Remembering when gifts inspired gratitude

— Photos from the Library of Congress

“Christmas dinner in home of Earl Pauley. Near Smithland, Iowa. Dinner consisted of potatoes, cabbage and pie,” is the title of these two 1936 photographs taken by Russell Lee for the Farm Security Administration.

Editor’s note: Because we miss our weekly hit of humor and insight from John R. Williams, who is recovering from pneumonia, and because it’s Christmas time, we looked up a column we fondly remember that he wrote, reporting on the Old Men of the Mountan’s May 30, 2023 breakfast conversation. — Melissa Hale-Spencer
 

It was a beautiful late spring day and the OFs were talking about Christmas and what Christmas was like when the OFs were young. It was nothing like today.

It was the time when the country was just coming out of a depression and entering another war to end all wars. During this time, many of the OFs were from 4 or 5 to about 10 or 11 years old, when receiving one gift was a pleasure because some did not receive anything at all.

The OFs started talking about what they received and how happy they were to get it, or what they were able to get for others with less than a dollar to spend in order to get something for three or four people or maybe even more.

The OFs compared how their Christmases were to how they are today.

As one OF put it, “There is no comparison.”

Another OF said, with his grandkids, there are enough presents to fill the whole living room, while another one commented that, in his case, one of the presents was so large for his grandkid it had to be left in the garage.

One OG said that he would like to go back to one gift per child. He thinks, in his time, kids were much more appreciative of the one gift and it meant something to them. This OF said he remembers the one gift, his grandkids can’t remember any of theirs 10 days later.

“Not only that,” one OF muttered, “none of them even think about sending a thank-you.”

Is it them or us? This was brought up because we had so little.

Did we indulge our kids to the point that they think it is normal and now they try to outdo it by over-indulging their own children? Maybe we are looking at the culprit when we look in the mirror.

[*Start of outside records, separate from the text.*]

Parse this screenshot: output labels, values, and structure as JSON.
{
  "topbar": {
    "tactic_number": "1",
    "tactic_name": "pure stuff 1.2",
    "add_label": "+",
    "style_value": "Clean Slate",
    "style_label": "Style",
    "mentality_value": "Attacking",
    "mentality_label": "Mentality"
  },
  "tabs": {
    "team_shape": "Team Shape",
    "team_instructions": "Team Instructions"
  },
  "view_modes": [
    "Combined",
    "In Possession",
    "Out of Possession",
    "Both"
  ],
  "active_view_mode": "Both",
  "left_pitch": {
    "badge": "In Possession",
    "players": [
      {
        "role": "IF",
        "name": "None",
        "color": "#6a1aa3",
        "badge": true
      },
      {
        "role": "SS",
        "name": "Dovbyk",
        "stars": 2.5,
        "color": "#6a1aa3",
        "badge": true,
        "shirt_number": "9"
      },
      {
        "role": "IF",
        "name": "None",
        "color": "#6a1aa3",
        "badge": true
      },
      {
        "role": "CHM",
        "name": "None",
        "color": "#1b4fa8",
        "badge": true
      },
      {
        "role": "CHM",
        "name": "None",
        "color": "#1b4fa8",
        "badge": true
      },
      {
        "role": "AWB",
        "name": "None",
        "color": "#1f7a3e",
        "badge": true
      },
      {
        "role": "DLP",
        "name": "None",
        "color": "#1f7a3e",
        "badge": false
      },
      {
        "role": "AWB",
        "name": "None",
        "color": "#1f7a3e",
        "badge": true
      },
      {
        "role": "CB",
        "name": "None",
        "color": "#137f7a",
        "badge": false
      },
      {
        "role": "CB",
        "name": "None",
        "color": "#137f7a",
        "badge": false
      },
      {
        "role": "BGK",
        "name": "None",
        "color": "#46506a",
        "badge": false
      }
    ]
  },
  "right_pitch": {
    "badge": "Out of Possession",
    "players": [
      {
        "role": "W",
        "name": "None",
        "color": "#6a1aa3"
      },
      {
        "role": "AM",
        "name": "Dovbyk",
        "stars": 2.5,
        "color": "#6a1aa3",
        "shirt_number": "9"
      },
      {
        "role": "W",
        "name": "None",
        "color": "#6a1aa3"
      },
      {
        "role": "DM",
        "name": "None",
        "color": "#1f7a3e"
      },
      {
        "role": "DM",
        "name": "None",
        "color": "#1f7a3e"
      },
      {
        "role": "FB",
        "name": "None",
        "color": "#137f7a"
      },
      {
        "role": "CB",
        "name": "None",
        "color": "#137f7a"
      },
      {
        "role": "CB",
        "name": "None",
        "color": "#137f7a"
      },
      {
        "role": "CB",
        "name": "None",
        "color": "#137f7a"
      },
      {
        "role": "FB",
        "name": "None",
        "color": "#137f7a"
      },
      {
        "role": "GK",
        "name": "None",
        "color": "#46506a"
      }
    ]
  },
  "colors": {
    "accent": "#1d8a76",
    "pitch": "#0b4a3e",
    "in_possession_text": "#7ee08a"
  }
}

Who knows?

One OF remembered getting 10 cents to purchase a gift (10 cents!). This was a time when smoking was not only OK, but thought to be a good thing.

The OF took his 10 cents and went out to find a gift. After searching for some time, he spotted a nice ashtray and it was four cents.

The OF said he purchased the ash tray for four cents and received his six cents in change, and the OF hung onto that six cents. He heard about not returning the six cents quite sternly, and what he remembers most about that Christmas is not returning the six cents.

Another OF said he remembered during the war years when everything was scarce getting a bicycle that his father had made from parts of bikes that his dad had scrounged from all over. At that time, the OF said, he thought it was the best looking bike in the world; not only that, but it worked great.

The OF said the gift was so great he was the only kid on his street that had a bike at an age when all his friends should have had one. The bike was the envy of the neighborhood and all the OF’s buddies wanted to ride it.

Today, an OF said, his grandkids think nothing of asking their parents for something at any time let alone Christmas, and the item will have a price tag of hundreds of dollars. This is almost normal because all their friends have one and it’s just a matter of keeping up.

Another OF said that, at Christmases in his house on the farm, items were scarce and no matter what was given to you, you took with genuine thanks. It was really a treat that anybody got anything at all because there were 13 kids in the family. Many of the gifts were handmade, and the giver might have worked on these gifts all year.